Jennifer (on the phone with a concerned citizen): Well sir, not a lot of turkeys survive Thanksgiving!
- Suspiciously Similar Song: Most of the replacement music (for syndicated/DVD releases) sounds nothing like the original music. However, when a plot point or mood depends on a specific song (such as "Hot Blooded" in "A Date with Jennifer" or "Your Smiling Face" in "I Want to Keep My Baby"), a more obvious soundalike will be used.
- Vindicated by History: a middling successful TV show during its run, WKRP now regarded as one of the best Work Com shows ever.
- Values Dissonance: Herb's relentless pursuit of Jennifer (and management's seeming tolerance of it) would likely result in a sexual harassment lawsuit nowadays.
- Jennifer quits her “Ask Arlene” advice show when a caller’s husband turns abusive after the caller asserts herself as Jennifer recommended. Jennifer blames herself for breaking up a happy marriage, and no one contradicts her. A reaction like this would be nearly unthinkable today.

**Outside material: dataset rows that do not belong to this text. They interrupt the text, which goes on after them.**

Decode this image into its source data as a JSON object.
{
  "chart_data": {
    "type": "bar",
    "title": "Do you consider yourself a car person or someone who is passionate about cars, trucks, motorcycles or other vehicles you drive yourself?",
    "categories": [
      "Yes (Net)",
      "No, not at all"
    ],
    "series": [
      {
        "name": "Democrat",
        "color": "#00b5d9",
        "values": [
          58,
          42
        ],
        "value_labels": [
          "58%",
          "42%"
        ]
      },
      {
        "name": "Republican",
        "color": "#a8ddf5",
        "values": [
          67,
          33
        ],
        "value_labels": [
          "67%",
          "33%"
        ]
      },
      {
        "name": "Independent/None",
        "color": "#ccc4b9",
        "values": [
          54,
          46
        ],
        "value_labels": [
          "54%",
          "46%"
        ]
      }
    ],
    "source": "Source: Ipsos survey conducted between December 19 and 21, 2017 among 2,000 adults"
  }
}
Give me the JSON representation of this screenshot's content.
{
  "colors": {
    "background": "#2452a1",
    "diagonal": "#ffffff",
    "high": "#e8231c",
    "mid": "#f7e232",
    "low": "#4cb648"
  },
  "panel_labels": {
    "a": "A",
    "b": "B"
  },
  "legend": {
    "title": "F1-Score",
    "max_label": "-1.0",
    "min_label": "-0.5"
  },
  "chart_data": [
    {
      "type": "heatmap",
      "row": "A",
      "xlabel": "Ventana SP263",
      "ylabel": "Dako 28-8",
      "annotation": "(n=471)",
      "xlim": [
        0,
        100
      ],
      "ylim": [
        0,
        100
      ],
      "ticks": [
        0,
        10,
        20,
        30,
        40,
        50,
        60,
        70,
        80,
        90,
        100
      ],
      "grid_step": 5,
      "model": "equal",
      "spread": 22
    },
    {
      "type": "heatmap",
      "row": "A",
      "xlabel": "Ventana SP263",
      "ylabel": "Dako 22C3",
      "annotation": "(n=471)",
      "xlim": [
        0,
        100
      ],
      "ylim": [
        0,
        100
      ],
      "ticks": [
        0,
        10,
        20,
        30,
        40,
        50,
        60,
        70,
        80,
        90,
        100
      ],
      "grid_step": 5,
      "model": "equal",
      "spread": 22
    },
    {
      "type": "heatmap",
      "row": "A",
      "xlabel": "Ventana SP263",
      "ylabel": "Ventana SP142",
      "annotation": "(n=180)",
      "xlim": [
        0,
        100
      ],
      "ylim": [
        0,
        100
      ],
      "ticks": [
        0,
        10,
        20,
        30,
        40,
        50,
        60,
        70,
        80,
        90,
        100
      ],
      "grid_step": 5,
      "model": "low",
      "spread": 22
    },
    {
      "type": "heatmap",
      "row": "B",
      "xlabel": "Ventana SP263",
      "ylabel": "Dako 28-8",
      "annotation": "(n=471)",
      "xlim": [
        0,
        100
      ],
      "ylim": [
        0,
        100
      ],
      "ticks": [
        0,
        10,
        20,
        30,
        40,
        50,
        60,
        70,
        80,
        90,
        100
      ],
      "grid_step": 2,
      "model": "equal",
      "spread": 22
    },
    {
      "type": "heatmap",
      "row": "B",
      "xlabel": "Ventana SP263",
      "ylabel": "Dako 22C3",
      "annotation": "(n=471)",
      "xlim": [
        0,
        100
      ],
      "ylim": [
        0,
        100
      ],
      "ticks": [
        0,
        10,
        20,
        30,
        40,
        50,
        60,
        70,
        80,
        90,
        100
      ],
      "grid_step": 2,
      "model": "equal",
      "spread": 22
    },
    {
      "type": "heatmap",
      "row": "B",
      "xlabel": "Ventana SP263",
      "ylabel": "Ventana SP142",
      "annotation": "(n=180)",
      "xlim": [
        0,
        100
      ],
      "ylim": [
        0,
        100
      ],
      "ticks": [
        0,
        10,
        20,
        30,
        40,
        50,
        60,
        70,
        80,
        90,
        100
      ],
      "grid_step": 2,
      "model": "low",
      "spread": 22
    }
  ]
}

- Bailey happens to walk in on a conversation between Les and Herb, the latter of whom has been kicked out by his wife. Herb has declared that he doesn't want to go back to her, and Les is trying to persuade him to do so. Bailey walks in just in time to hear Herb declare "Face it, Les, whatever we had, it's over!" To which Les says "You can't just throw away a beautiful relationship!" and Herb counters "You can't just base a relationship on sex!" while Bailey sinks into her chair, mortified.
- WTH, Costuming Department?: Venus's early outfits had to be seen to be believed. Perhaps the most outlandish was the "Huggy Charms" outfit from "Goodbye, Johnny."
- Herb's loud suits were part of his dishonest, used-car-salesman personality, and were lampshaded on numerous occasions.